La introducción había tenido al menos el efecto de tranquilizarla perdiéndola en detalles. Hay que decir que no todos eran estrictamente inventados, había oído a SP relatar tantas hazañas parecidas que no era difícil componer una nueva a base de retales de verdad. Sólo quedaba rematarla de forma adecuada, y ya había cogido el ritmo:
—Verás, el tal Ibarra acabó en la cárcel. A raíz de que papá le removiera los trapos sucios salieron a la luz otros chanchullos: estafas, fraudes a la Seguridad Social y no sé cuántas cosas. Le cayeron diez años de los que cumplió apenas un par en régimen abierto, pero el tipo se lo tomó fatal y atribuyó todos sus males a lo que le hizo papá.

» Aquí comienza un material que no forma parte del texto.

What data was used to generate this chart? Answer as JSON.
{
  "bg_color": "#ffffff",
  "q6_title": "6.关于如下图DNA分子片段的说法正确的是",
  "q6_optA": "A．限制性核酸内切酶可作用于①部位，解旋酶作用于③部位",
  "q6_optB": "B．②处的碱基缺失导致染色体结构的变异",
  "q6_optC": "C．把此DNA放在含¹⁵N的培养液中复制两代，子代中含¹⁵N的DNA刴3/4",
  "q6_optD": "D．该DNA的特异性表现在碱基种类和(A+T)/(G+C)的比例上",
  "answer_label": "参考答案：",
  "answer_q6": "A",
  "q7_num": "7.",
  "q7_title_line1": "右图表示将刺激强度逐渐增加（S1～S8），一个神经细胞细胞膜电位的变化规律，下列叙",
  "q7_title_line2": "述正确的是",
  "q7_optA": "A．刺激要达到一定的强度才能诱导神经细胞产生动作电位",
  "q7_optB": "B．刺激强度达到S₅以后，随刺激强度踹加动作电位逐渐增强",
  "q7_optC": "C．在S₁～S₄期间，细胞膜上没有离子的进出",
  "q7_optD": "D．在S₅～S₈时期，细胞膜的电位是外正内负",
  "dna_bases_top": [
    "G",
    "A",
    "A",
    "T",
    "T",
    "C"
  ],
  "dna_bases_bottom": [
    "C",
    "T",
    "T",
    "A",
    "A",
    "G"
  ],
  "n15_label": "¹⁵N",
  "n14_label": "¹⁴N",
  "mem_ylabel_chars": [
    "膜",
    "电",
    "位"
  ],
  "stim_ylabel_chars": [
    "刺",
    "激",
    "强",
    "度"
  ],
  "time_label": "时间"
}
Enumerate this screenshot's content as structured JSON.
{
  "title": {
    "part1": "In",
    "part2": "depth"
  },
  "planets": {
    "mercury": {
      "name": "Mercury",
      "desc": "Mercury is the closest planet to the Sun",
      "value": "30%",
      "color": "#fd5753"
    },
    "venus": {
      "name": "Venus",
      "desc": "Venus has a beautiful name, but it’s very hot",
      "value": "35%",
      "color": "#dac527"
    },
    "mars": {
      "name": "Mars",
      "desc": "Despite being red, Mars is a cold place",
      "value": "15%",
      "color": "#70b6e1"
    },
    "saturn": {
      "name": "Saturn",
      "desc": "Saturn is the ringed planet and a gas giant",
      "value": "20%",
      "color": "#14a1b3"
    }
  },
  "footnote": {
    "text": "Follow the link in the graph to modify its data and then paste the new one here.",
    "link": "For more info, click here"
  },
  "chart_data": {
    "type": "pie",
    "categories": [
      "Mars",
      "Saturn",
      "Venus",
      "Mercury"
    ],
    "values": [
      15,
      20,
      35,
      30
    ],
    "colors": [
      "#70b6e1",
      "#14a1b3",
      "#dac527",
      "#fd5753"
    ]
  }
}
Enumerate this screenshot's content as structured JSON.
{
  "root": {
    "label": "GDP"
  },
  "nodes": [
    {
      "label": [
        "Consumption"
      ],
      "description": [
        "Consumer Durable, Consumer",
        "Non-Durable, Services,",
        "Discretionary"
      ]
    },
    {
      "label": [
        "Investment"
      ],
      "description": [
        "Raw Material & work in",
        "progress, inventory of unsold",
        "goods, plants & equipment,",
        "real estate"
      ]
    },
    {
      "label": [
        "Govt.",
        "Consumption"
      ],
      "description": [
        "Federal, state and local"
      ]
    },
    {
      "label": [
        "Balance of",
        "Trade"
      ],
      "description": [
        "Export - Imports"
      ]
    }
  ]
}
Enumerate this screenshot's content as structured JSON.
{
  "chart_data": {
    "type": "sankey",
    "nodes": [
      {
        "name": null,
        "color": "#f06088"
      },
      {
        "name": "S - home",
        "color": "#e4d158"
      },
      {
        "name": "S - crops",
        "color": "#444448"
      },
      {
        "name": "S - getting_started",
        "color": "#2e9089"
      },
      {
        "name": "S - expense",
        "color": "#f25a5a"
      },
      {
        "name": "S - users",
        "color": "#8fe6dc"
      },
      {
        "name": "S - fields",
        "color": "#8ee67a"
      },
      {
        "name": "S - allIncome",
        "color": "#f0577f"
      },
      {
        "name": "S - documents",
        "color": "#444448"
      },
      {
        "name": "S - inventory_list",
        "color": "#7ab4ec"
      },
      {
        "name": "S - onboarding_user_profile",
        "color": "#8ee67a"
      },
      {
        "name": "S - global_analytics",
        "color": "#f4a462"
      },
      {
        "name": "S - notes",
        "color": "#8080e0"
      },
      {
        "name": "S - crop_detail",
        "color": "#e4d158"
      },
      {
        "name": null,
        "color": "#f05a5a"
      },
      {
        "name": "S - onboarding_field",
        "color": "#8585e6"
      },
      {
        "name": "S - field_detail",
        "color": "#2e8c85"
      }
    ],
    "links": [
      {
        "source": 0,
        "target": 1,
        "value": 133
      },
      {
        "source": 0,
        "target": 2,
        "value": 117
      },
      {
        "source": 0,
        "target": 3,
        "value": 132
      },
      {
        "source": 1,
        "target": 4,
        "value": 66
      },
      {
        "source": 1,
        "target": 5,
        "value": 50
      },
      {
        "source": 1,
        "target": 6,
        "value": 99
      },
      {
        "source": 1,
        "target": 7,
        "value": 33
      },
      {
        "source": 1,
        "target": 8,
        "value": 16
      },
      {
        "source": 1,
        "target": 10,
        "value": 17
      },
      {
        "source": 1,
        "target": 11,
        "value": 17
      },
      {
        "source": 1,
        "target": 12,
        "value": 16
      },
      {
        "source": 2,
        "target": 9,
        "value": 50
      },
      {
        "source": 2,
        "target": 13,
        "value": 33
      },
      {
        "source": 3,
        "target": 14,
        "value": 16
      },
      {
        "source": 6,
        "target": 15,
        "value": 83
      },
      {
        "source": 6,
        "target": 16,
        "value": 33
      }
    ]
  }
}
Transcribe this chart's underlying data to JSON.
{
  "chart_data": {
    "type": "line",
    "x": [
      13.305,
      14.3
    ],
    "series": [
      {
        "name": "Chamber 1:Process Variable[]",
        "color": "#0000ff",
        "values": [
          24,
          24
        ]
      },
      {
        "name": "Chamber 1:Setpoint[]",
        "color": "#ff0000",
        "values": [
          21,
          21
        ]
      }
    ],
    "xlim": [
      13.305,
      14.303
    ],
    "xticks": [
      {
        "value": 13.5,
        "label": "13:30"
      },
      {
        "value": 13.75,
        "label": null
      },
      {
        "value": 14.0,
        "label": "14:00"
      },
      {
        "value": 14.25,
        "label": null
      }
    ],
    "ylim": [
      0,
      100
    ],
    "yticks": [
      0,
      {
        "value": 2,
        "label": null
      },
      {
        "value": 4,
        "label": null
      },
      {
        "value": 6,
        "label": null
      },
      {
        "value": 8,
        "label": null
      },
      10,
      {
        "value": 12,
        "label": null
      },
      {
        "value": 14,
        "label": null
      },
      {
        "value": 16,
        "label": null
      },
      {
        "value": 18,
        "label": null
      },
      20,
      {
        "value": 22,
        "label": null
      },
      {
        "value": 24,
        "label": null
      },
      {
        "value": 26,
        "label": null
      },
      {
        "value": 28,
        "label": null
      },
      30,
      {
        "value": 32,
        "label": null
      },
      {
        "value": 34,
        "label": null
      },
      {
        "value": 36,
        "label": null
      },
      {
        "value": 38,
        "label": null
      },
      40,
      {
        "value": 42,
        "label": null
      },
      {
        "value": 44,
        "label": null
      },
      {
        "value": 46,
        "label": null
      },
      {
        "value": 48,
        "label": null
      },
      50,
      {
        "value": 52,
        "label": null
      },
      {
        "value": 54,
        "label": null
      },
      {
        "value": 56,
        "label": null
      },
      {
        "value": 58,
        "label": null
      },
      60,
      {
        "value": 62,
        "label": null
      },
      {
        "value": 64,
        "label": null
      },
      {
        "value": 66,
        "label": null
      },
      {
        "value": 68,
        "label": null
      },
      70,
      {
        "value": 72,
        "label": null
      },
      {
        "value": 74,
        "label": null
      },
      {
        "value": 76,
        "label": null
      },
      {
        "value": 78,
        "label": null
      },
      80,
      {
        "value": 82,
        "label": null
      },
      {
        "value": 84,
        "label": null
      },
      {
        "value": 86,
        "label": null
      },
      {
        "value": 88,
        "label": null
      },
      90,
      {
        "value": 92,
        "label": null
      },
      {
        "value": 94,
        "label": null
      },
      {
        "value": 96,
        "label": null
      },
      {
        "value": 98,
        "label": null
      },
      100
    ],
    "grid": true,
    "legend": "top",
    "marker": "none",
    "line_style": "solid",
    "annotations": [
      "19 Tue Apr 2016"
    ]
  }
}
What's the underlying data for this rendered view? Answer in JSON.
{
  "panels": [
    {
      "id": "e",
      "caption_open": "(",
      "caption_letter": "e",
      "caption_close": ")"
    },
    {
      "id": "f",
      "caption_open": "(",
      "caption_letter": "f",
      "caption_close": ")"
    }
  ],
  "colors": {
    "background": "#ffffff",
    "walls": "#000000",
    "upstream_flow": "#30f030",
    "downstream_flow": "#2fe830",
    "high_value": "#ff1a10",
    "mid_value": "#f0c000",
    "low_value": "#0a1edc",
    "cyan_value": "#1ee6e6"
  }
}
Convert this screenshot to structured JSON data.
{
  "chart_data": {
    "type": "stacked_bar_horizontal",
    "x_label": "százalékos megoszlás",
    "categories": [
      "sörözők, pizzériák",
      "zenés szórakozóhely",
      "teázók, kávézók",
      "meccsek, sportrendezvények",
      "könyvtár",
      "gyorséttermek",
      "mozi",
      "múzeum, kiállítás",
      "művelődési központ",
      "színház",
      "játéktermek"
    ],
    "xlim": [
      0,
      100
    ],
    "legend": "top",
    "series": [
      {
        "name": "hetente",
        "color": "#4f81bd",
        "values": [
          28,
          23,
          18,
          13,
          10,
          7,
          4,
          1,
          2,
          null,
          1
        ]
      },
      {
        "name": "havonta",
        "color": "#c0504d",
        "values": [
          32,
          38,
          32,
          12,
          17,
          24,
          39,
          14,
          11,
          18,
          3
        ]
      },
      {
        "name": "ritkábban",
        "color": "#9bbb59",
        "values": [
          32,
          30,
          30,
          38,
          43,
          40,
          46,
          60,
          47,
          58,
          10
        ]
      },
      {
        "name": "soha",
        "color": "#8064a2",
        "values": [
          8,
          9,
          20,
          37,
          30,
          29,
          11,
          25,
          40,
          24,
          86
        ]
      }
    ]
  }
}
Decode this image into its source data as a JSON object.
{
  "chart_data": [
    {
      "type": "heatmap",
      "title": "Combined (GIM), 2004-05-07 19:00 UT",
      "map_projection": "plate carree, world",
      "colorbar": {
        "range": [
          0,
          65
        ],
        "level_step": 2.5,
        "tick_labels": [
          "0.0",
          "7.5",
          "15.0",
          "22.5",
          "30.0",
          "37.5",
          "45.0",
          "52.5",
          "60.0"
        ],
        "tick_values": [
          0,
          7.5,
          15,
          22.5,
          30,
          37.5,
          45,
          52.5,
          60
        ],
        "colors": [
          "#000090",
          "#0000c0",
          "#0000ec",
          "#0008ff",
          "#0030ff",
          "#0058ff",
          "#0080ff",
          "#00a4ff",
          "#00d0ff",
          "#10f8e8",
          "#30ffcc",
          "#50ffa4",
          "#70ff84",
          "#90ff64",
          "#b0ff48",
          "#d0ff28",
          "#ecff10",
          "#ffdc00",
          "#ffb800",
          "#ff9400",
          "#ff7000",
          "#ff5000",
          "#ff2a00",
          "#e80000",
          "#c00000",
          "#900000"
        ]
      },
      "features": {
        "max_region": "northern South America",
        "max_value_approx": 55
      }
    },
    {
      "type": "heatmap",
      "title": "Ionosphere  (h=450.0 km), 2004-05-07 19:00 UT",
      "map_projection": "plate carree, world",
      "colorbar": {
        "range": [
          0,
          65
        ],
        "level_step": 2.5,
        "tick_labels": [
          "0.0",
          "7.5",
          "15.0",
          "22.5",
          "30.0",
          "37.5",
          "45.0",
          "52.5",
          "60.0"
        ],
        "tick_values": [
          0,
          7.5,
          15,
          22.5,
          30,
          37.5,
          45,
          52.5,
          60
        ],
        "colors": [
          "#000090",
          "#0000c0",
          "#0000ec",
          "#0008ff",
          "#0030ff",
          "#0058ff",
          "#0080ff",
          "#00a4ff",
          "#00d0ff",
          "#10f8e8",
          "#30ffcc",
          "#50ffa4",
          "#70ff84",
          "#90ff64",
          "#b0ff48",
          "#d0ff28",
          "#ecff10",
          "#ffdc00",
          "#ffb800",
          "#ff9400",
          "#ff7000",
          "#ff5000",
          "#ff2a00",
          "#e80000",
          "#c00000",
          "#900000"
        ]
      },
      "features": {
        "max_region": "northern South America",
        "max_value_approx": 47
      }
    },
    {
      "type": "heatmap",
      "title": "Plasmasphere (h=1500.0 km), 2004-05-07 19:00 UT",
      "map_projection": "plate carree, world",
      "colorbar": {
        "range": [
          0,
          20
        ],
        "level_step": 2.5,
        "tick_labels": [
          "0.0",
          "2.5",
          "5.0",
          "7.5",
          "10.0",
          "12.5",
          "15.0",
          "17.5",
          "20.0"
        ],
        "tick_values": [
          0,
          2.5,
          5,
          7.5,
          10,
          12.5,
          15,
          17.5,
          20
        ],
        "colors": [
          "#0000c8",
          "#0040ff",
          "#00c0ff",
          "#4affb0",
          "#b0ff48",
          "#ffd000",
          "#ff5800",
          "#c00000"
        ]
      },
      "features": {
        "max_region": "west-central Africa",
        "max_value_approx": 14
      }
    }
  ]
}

Juró vengarse en cuanto se hubiera rehecho, y el caso es que salió de la cárcel no hace ni cinco años y ya vuelve a tener varias sociedades a nombre de su mujer. ¿Me sigues?
—Te sigo, pero no acaban de interesarme las andanzas de ese señor tan maleducado.
Si mi Señora Madre consideraba a Ibarra un maleducado es que se había creído al personaje. Para SM, estafar a la Seguridad Social es sobre todo una falta de educación, como poner los codos sobre la mesa.
—Bueno, ¿te acuerdas que te dijeron que papá había llamado a Sebastián desde el hospital después del atropello?